Articles like this one, while of strictly local interest, provide an overview of a specific scene. In this case the review sheds light on the Venezuelan art milieu—focusing on a new generation of creators who, at the time, were beginning to make a name for themselves as “acclaimed” artists—and on the decision makers in the community. The list of names of the people who awarded the prizes and served on the jury shows that the cultural institutions at the time were in the hands of prominent members of the earliest wave of Venezuelan modernity whose main task consisted of creating a sense of national identity inspired by the local landscape and the country’s ideal inhabitants. The 1950s saw the clash that led to the emergence of Geometric Abstraction in the following years, as well as the ties that bound the two trends, with the landscape movement creating the ideal, almost Eden-like environment in which to build the modern country that all Venezuelans dreamed of at that time (with artists who had embraced Geometric Abstraction at the forefront). Protagonists of that first wave of modernity, such as Arturo Uslar Pietri in literature and Alfredo Boulton in the field of photography, awarded prizes to the future abstract and Kinetic artists, representing the bonds that linked artists and their works.

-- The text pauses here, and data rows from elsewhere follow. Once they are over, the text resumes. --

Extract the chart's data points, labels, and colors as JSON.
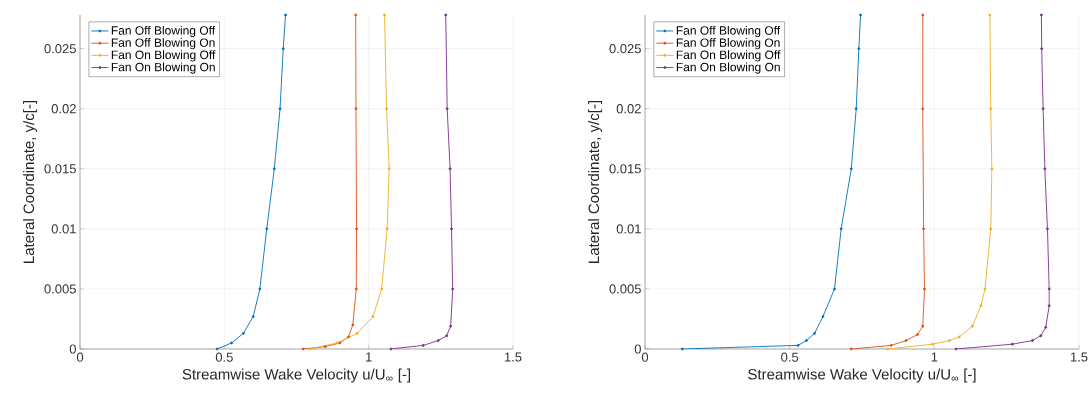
{
  "chart_data": [
    {
      "type": "line",
      "xlabel": "Streamwise Wake Velocity u/U$_{∞}$ [-]",
      "ylabel": "Lateral Coordinate, y/c[-]",
      "xlim": [
        0,
        1.5
      ],
      "ylim": [
        0,
        0.0278
      ],
      "xticks": [
        0,
        0.5,
        1,
        1.5
      ],
      "yticks": [
        0,
        0.005,
        0.01,
        0.015,
        0.02,
        0.025
      ],
      "grid": true,
      "legend": "top left",
      "marker": "circle",
      "line_style": "solid",
      "series": [
        {
          "name": "Fan Off Blowing Off",
          "color": "#0072bd",
          "x": [
            0.475,
            0.525,
            0.566,
            0.6,
            0.623,
            0.647,
            0.673,
            0.693,
            0.704,
            0.712
          ],
          "values": [
            0,
            0.0005,
            0.0013,
            0.0027,
            0.005,
            0.01,
            0.015,
            0.02,
            0.025,
            0.0278
          ]
        },
        {
          "name": "Fan Off Blowing On",
          "color": "#d95319",
          "x": [
            0.773,
            0.85,
            0.9,
            0.93,
            0.945,
            0.957,
            0.958,
            0.956,
            0.955
          ],
          "values": [
            0,
            0.0002,
            0.0005,
            0.001,
            0.002,
            0.005,
            0.01,
            0.02,
            0.0278
          ]
        },
        {
          "name": "Fan On Blowing Off",
          "color": "#edb120",
          "x": [
            0.797,
            0.89,
            0.96,
            1.015,
            1.045,
            1.064,
            1.071,
            1.062,
            1.055
          ],
          "values": [
            0,
            0.0005,
            0.0013,
            0.0027,
            0.005,
            0.01,
            0.015,
            0.02,
            0.0278
          ]
        },
        {
          "name": "Fan On Blowing On",
          "color": "#7e2f8e",
          "x": [
            1.077,
            1.189,
            1.241,
            1.27,
            1.284,
            1.291,
            1.287,
            1.282,
            1.272,
            1.267
          ],
          "values": [
            0,
            0.0003,
            0.0007,
            0.0011,
            0.0019,
            0.005,
            0.01,
            0.015,
            0.02,
            0.0278
          ]
        }
      ]
    },
    {
      "type": "line",
      "xlabel": "Streamwise Wake Velocity u/U$_{∞}$ [-]",
      "ylabel": "Lateral Coordinate, y/c[-]",
      "xlim": [
        0,
        1.5
      ],
      "ylim": [
        0,
        0.0278
      ],
      "xticks": [
        0,
        0.5,
        1,
        1.5
      ],
      "yticks": [
        0,
        0.005,
        0.01,
        0.015,
        0.02,
        0.025
      ],
      "grid": true,
      "legend": "top left",
      "marker": "circle",
      "line_style": "solid",
      "series": [
        {
          "name": "Fan Off Blowing Off",
          "color": "#0072bd",
          "x": [
            0.129,
            0.529,
            0.558,
            0.586,
            0.615,
            0.655,
            0.678,
            0.713,
            0.73,
            0.739,
            0.745
          ],
          "values": [
            0,
            0.0003,
            0.0007,
            0.0013,
            0.0027,
            0.005,
            0.01,
            0.015,
            0.02,
            0.025,
            0.0278
          ]
        },
        {
          "name": "Fan Off Blowing On",
          "color": "#d95319",
          "x": [
            0.713,
            0.851,
            0.902,
            0.942,
            0.96,
            0.966,
            0.963,
            0.96,
            0.96
          ],
          "values": [
            0,
            0.0003,
            0.0007,
            0.0012,
            0.0019,
            0.005,
            0.01,
            0.02,
            0.0278
          ]
        },
        {
          "name": "Fan On Blowing Off",
          "color": "#edb120",
          "x": [
            0.839,
            0.994,
            1.052,
            1.086,
            1.132,
            1.161,
            1.175,
            1.195,
            1.199,
            1.195,
            1.192
          ],
          "values": [
            0,
            0.0004,
            0.0007,
            0.001,
            0.0019,
            0.0036,
            0.005,
            0.01,
            0.015,
            0.02,
            0.0278
          ]
        },
        {
          "name": "Fan On Blowing On",
          "color": "#7e2f8e",
          "x": [
            1.075,
            1.27,
            1.339,
            1.368,
            1.385,
            1.397,
            1.397,
            1.391,
            1.382,
            1.376,
            1.371,
            1.37
          ],
          "values": [
            0,
            0.0004,
            0.0007,
            0.0011,
            0.0018,
            0.0036,
            0.005,
            0.01,
            0.015,
            0.02,
            0.025,
            0.0278
          ]
        }
      ]
    }
  ]
}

This brief newspaper review underscores the fact that the Venezuelan art world in the 1950s was tiny, with a handful of families dominating the country’s art scene. This is made clear by the repetition of the names of the people handing out the prizes and serving on the jury and, ironically, of artists who were either members of those families or were somehow connected to them. The Zuloagas and the Brandts awarded prizes, were members of the jury, and were artists. The Boultons, the Pietris, and the Vollmers were related and were close friends of the Rohls, and so on.

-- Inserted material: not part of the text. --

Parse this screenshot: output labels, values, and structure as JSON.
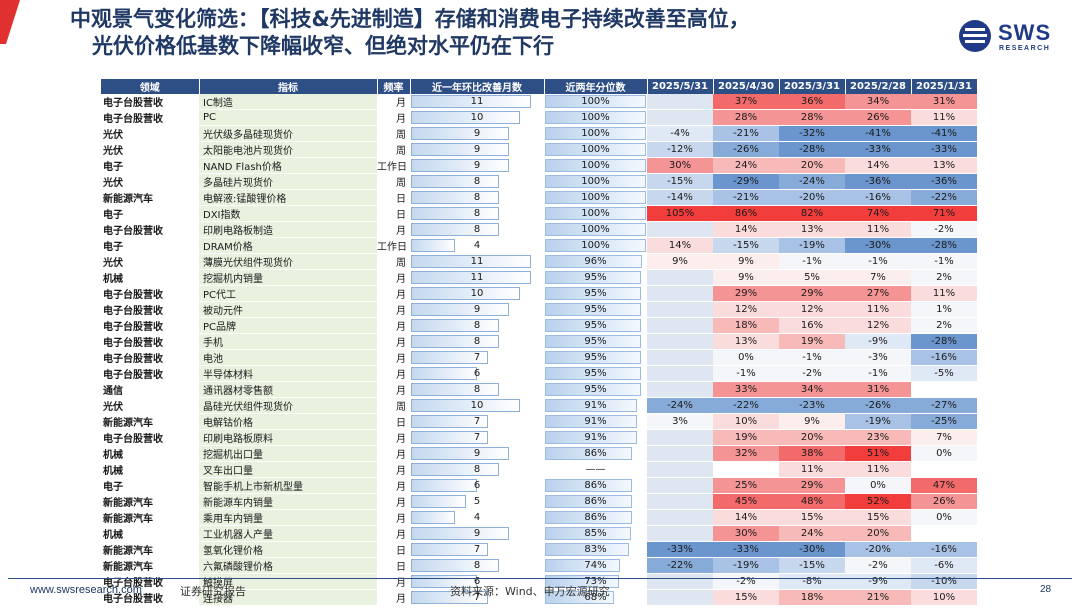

It is interesting to consider the conflicts the young Cruz-Diez was grappling with in those days when we note that he was awarded a prize for his “meticulous landscape” just two years before producing his first abstract works in 1954, at a time when his classmates were launching their architectural studies at the Universidad Central de Venezuela with works of Geometric Abstract art. These inner conflicts are ignored by the article, which indicates that the art scene at the time was dominated by the landscape painting that had been inherited from the first half of the twentieth century and, incidentally, practiced by some members of the jury (Manuel Cabré, Pedro Ángel González, and Rafael Ramón González, among others) and prizewinning artists (Carlos Cruz-Diez and Elisa Elvira Zuloaga).